Inoue himself is quite the “normal, everyday” guy. A former pharmaceutical rep, the happily married 43-year-old father of three from Manoa is well aware of the preconceived notions many may have of him. “When people first meet me, they’re like, ‘I expected you to be all aggressive, but you’re not,’” says Inoue. “That’s the stereotype put on me ... ‘he’s aggro, he’s a fighter.’ I’m not a crazy guy like on The Ultimate Fighter ... I’m a regular person who chose fighting as a profession. I don’t fight out of anger; I fight to develop technique.”
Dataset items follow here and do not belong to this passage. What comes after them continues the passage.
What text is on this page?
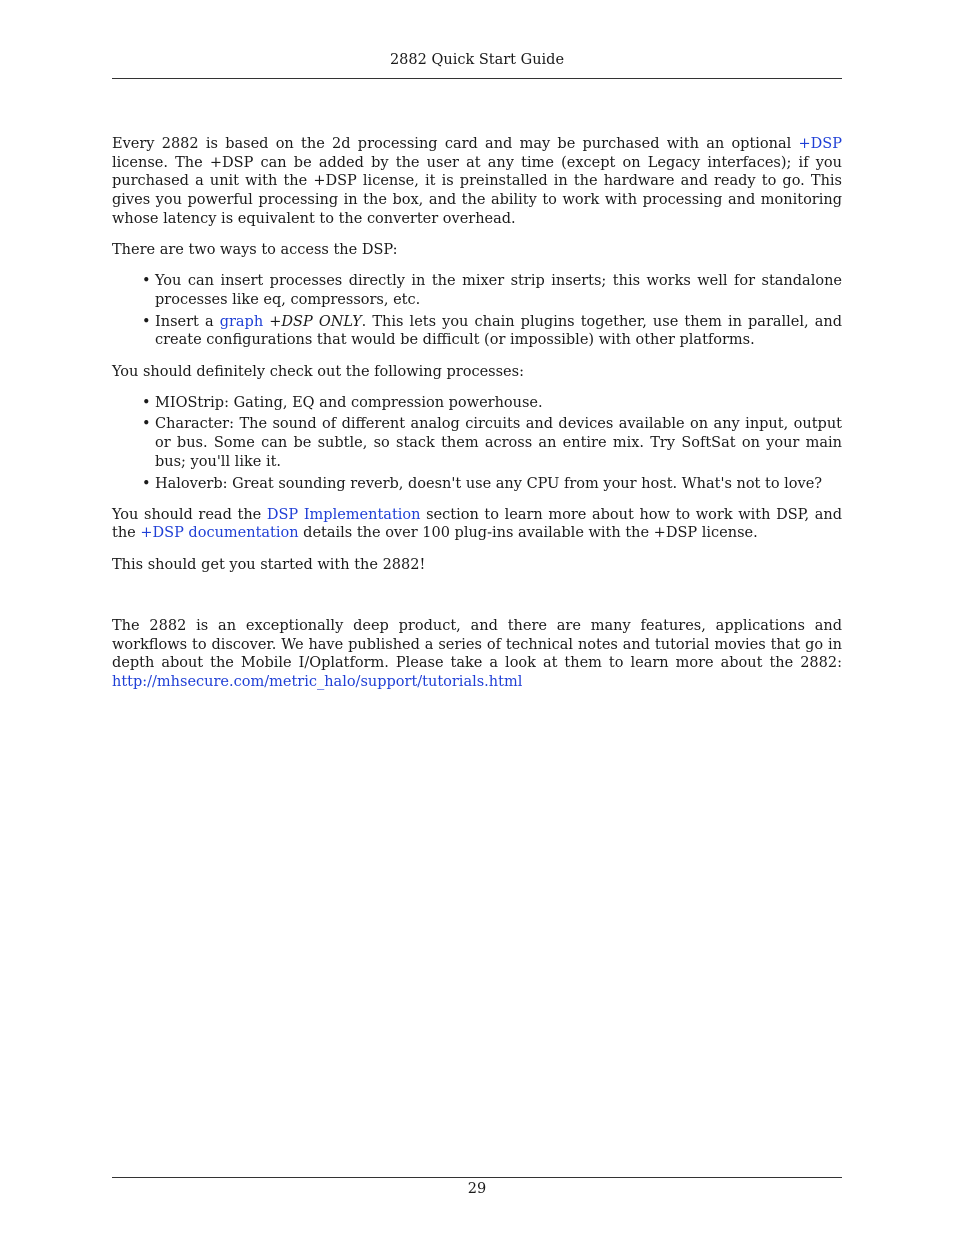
2882 Quick Start Guide

Every 2882 is based on the 2d processing card and may be purchased with an optional +DSP license. The +DSP can be added by the user at any time (except on Legacy interfaces); if you purchased a unit with the +DSP license, it is preinstalled in the hardware and ready to go. This gives you powerful processing in the box, and the ability to work with processing and monitoring whose latency is equivalent to the converter overhead.

There are two ways to access the DSP:

• You can insert processes directly in the mixer strip inserts; this works well for standalone processes like eq, compressors, etc.
• Insert a graph +DSP ONLY. This lets you chain plugins together, use them in parallel, and create configurations that would be difficult (or impossible) with other platforms.

You should definitely check out the following processes:

• MIOStrip: Gating, EQ and compression powerhouse.
• Character: The sound of different analog circuits and devices available on any input, output or bus. Some can be subtle, so stack them across an entire mix. Try SoftSat on your main bus; you'll like it.
• Haloverb: Great sounding reverb, doesn't use any CPU from your host. What's not to love?

You should read the DSP Implementation section to learn more about how to work with DSP, and the +DSP documentation details the over 100 plug-ins available with the +DSP license.

This should get you started with the 2882!

The 2882 is an exceptionally deep product, and there are many features, applications and workflows to discover. We have published a series of technical notes and tutorial movies that go in depth about the Mobile I/Oplatform. Please take a look at them to learn more about the 2882: http://mhsecure.com/metric_halo/support/tutorials.html

29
The road to becoming a professional fighter was not a straight one, though martial arts have always been part of his life. He began training in Shotokan karate with his grandfather, Shoso Narikawa - a black belt and former martial arts instructor for the Honolulu Police Department - at the age of 3. During his youth he also played a great deal of baseball and basketball. By the time he was 16, he was already a pro athlete, though not in MMA. “I was a professional racquetball player for 12 years,” says Inoue. He excelled at the sport, becoming state champion by the time he graduated from UH Lab School in 1983. He went on to win his first world title in 1986, his second in 1990.
That phase of his professional athletic career came to an end in 1993 as a result of a knee injury.
Inoue had been training in a variety of martial arts during his time as a professional racquetball player, and after his retirement from the sport he dedicated himself fully to the grappling-intensive art of Brazilian Jiu Jitsu, working with members of the legendary Machado and Gracie families. He excelled at the sport and in 1996 became the first non-Brazilian to win a world championship in Rio de Janeiro.
Inoue’s introduction to the world of MMA came about by pure chance in 1997. His younger brother Enson was already a successful fighter and had a major bout lined up in Japan. One week before the fight he developed a nasty infection and was unable to compete. Enson asked his big brother to stand in for him. He did, and won the match in the first round. From there, Egan Inoue would go on to forge a successful second sports career, earning five world titles.
His mellow demeanor and solid professional background would eventually lead to Inoue’s current project.
“A bunch of different guys - producers, writers, directors - got the idea to do an MMA show based in Hawaii, since in many ways MMA originated in Hawaii,” he says. “They wanted me as host. But after three months working on the show, I started doing a little directing, a little writing. I became more deeply involved than I expected to be.”
Like many reality shows, The Champion is a competition. Eight local fighters from a variety of martial arts schools go through a rigorous training regimen under Inoue’s tutelage, then battle each other in a series of elimination bouts until the finale.
“At the end of the show there will be a championship bout,” says producer Jim Bryan. “By the time they get through this training process and the series of eliminations, whoever is left will be among the top 10 fighters in the world.”
“The fighting is broken down into three rounds,” says Inoue. “The first round is kickboxing with takedowns. The second round is pure grappling. I’ll explain what’s going on and point out the techniques being used. By the third, pure MMA round, where everything is combined, viewers will have already seen some stuff and learned some things.”
Actually trying to help viewers understand the skills used in MMA is a major part of the mission of The Champion.